Experts, however, recall, “In 2007, the group wanted to list DAL on the Singapore-based exchange as a real estate investment trust (REIT), which could not happen due to market conditions. Now, to get the money from DAL, Caraf Builders is being merged with DLF Cyber City in a no-cash deal. Later, DAL will be listed overseas and that is how DLF shareholders will get their dues. This is a move to save the debt-ridden DAL at the cost of DLF shareholders.” If the listing happens, SC Asia, a PE investor which has bought compulsorily convertible preference shares (CCPS) worth Rs 2,725 crore in DAL, will also perhaps get an exit. Else, Caraf will either have to buy the CCPS or convert it into equity.

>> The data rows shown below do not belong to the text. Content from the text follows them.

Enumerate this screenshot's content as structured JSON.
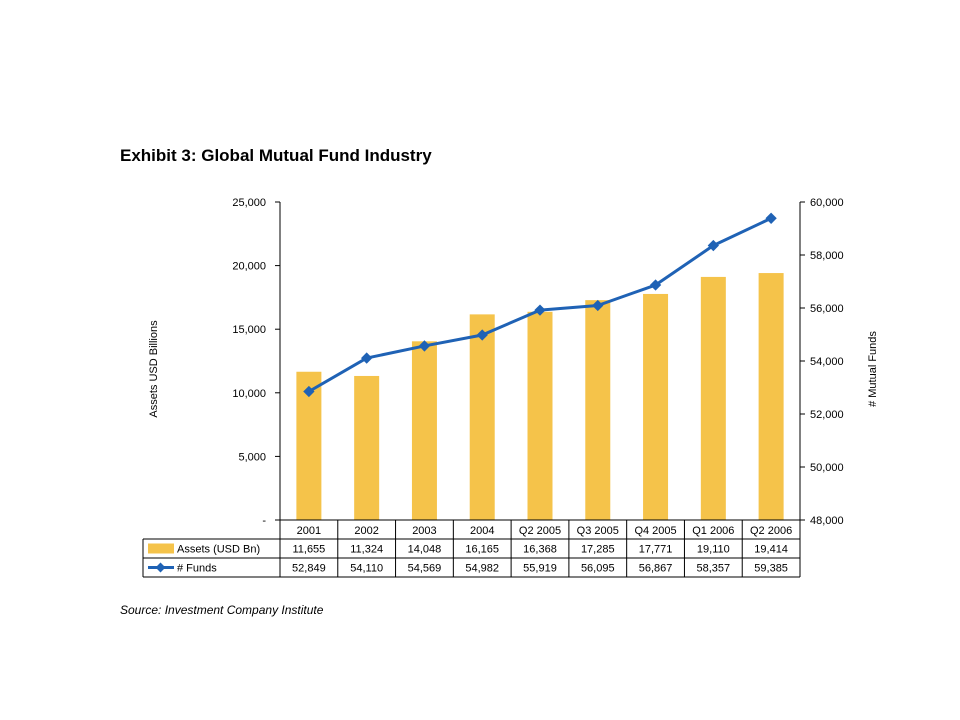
{
  "title": "Exhibit 3: Global Mutual Fund Industry",
  "source": "Source: Investment Company Institute",
  "colors": {
    "bar": "#F5C34A",
    "line": "#1F62B5",
    "axis": "#000000"
  },
  "chart_data": {
    "type": "bar+line",
    "categories": [
      "2001",
      "2002",
      "2003",
      "2004",
      "Q2 2005",
      "Q3 2005",
      "Q4 2005",
      "Q1 2006",
      "Q2 2006"
    ],
    "series": [
      {
        "name": "Assets (USD Bn)",
        "type": "bar",
        "axis": "left",
        "values": [
          11655,
          11324,
          14048,
          16165,
          16368,
          17285,
          17771,
          19110,
          19414
        ],
        "labels": [
          "11,655",
          "11,324",
          "14,048",
          "16,165",
          "16,368",
          "17,285",
          "17,771",
          "19,110",
          "19,414"
        ]
      },
      {
        "name": "# Funds",
        "type": "line",
        "axis": "right",
        "values": [
          52849,
          54110,
          54569,
          54982,
          55919,
          56095,
          56867,
          58357,
          59385
        ],
        "labels": [
          "52,849",
          "54,110",
          "54,569",
          "54,982",
          "55,919",
          "56,095",
          "56,867",
          "58,357",
          "59,385"
        ]
      }
    ],
    "ylabel_left": "Assets USD Billions",
    "ylabel_right": "# Mutual Funds",
    "ylim_left": [
      0,
      25000
    ],
    "ylim_right": [
      48000,
      60000
    ],
    "yticks_left": [
      "-",
      "5,000",
      "10,000",
      "15,000",
      "20,000",
      "25,000"
    ],
    "yticks_right": [
      "48,000",
      "50,000",
      "52,000",
      "54,000",
      "56,000",
      "58,000",
      "60,000"
    ],
    "grid": false,
    "legend": "data-table"
  }
}
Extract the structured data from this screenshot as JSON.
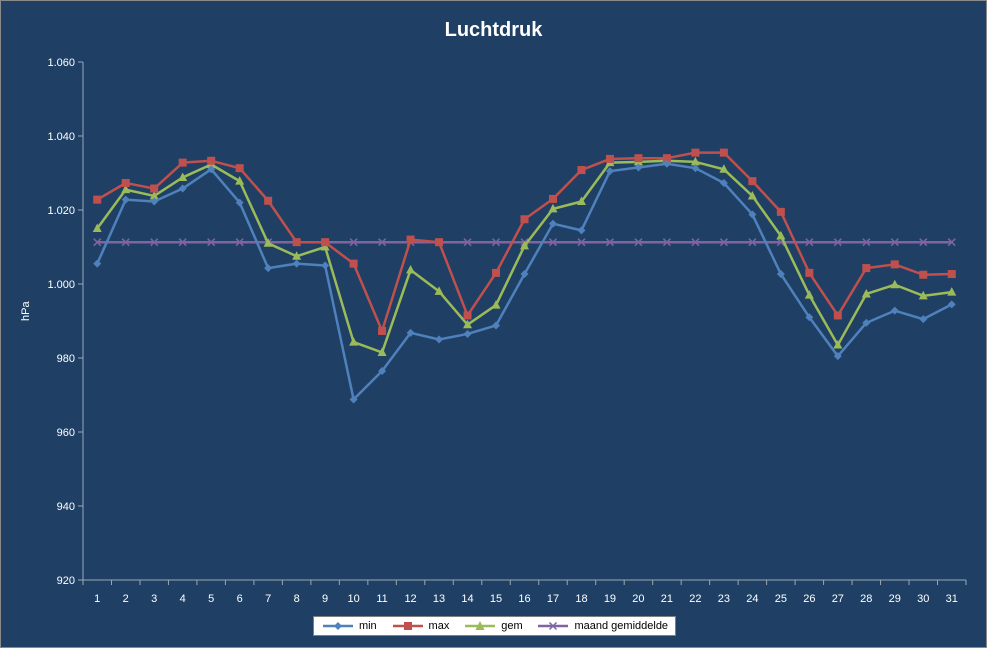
{
  "chart_data": {
    "type": "line",
    "title": "Luchtdruk",
    "xlabel": "",
    "ylabel": "hPa",
    "x": [
      1,
      2,
      3,
      4,
      5,
      6,
      7,
      8,
      9,
      10,
      11,
      12,
      13,
      14,
      15,
      16,
      17,
      18,
      19,
      20,
      21,
      22,
      23,
      24,
      25,
      26,
      27,
      28,
      29,
      30,
      31
    ],
    "ylim": [
      920,
      1060
    ],
    "yticks": [
      920,
      940,
      960,
      980,
      1000,
      1020,
      1040,
      1060
    ],
    "ytick_labels": [
      "920",
      "940",
      "960",
      "980",
      "1.000",
      "1.020",
      "1.040",
      "1.060"
    ],
    "grid": false,
    "legend_position": "bottom",
    "series": [
      {
        "name": "min",
        "color": "#4f81bd",
        "marker": "diamond",
        "values": [
          1005.5,
          1022.8,
          1022.3,
          1025.8,
          1031.0,
          1022.0,
          1004.3,
          1005.5,
          1005.0,
          968.8,
          976.5,
          986.8,
          985.0,
          986.5,
          988.8,
          1002.7,
          1016.3,
          1014.5,
          1030.5,
          1031.5,
          1032.5,
          1031.3,
          1027.3,
          1018.8,
          1002.7,
          991.0,
          980.5,
          989.5,
          992.8,
          990.5,
          994.5
        ]
      },
      {
        "name": "max",
        "color": "#c0504d",
        "marker": "square",
        "values": [
          1022.8,
          1027.3,
          1025.8,
          1032.8,
          1033.3,
          1031.3,
          1022.5,
          1011.3,
          1011.3,
          1005.5,
          987.3,
          1012.0,
          1011.3,
          991.5,
          1003.0,
          1017.5,
          1023.0,
          1030.8,
          1033.8,
          1034.0,
          1034.0,
          1035.5,
          1035.5,
          1027.8,
          1019.5,
          1003.0,
          991.5,
          1004.3,
          1005.3,
          1002.5,
          1002.7
        ]
      },
      {
        "name": "gem",
        "color": "#9bbb59",
        "marker": "triangle",
        "values": [
          1015.0,
          1025.5,
          1023.8,
          1028.8,
          1032.3,
          1027.8,
          1011.0,
          1007.5,
          1010.0,
          984.3,
          981.5,
          1003.8,
          998.0,
          989.0,
          994.3,
          1010.3,
          1020.3,
          1022.3,
          1032.8,
          1033.0,
          1033.3,
          1033.0,
          1031.0,
          1023.8,
          1013.0,
          997.0,
          983.5,
          997.3,
          999.8,
          996.8,
          997.8
        ]
      },
      {
        "name": "maand gemiddelde",
        "color": "#8064a2",
        "marker": "x",
        "values": [
          1011.3,
          1011.3,
          1011.3,
          1011.3,
          1011.3,
          1011.3,
          1011.3,
          1011.3,
          1011.3,
          1011.3,
          1011.3,
          1011.3,
          1011.3,
          1011.3,
          1011.3,
          1011.3,
          1011.3,
          1011.3,
          1011.3,
          1011.3,
          1011.3,
          1011.3,
          1011.3,
          1011.3,
          1011.3,
          1011.3,
          1011.3,
          1011.3,
          1011.3,
          1011.3,
          1011.3
        ]
      }
    ]
  }
}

Among the few gains that most analysts believe could accrue to DLF is that since yields are lower in overseas markets, DLF Cyber City is expected to gain from the listing of DAL on the Singapore exchange, which is expected around March 2010. Says Aashiesh Agarwaal, analyst, Edelweiss Securities, “In the current deal structure, upsides from cap rate compression will accrue to DLF, adding upside risk to our valuations.”

As against the higher cap rate of 9.5-11 per cent assumed for valuing the properties, analysts said the cap rate for entities listed in Singapore would be around 5.5-7 per cent, which according to their estimates worked out to an upside of Rs 1,600-2,000 crore for DLF, based on its 60 per cent holding in DAL post integration.